Carbohydrates are, per gram, much more figure-friendly than fat, for example. One gram of carbohydrate provides around 4 kilocalories, one gram of fat is more than twice as energetic with 9 kilocalories. If you chew potatoes for a long time, they get a sweet taste. This is because after a while in the mouth, the starch breaks down into smaller sugar molecules.

The more starch a potato contains, the more floury it is. However, this has hardly any influence on the calorie content. The individual varieties are just differently suitable for the preparation of different dishes. Floury varieties are good for porridge, gratins or soup.
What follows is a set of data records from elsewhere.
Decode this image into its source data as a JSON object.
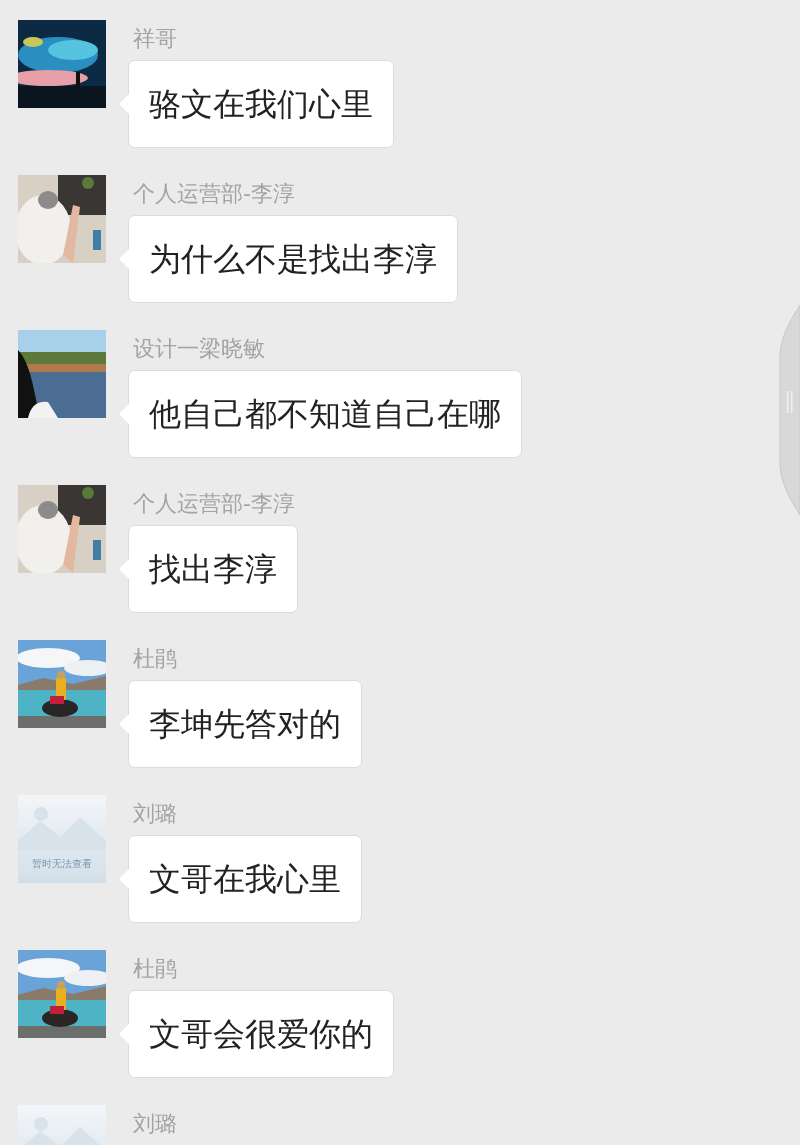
{
  "messages": [
    {
      "sender": "祥哥",
      "text": "骆文在我们心里"
    },
    {
      "sender": "个人运营部-李淳",
      "text": "为什么不是找出李淳"
    },
    {
      "sender": "设计一梁晓敏",
      "text": "他自己都不知道自己在哪"
    },
    {
      "sender": "个人运营部-李淳",
      "text": "找出李淳"
    },
    {
      "sender": "杜鹃",
      "text": "李坤先答对的"
    },
    {
      "sender": "刘璐",
      "avatar": {
        "kind": "unavailable",
        "text": "暂时无法查看"
      },
      "text": "文哥在我心里"
    },
    {
      "sender": "杜鹃",
      "text": "文哥会很爱你的"
    },
    {
      "sender": "刘璐",
      "avatar": {
        "kind": "unavailable"
      }
    }
  ]
}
You can use firmer varieties for fried potatoes, potato salad or boiled potatoes.

Tip: cook potatoes with their skin on

Incidentally, you live particularly healthy and figure-friendly when you boil potatoes in their skins or prepare them in the steamer. Before consumption, however, you should peel the vegetables due to the poisonous solanine content of the peel. Because of the solanine content, you should also cut out any green areas from potatoes.

Cooking in the peel is so healthy because otherwise potatoes will lose vitamins and minerals. "Potatoes have a relatively high amount of vitamin C," says Bergheim. 15 milligrams per 100 grams of raw vegetables. In addition, there are 415 milligrams of potassium.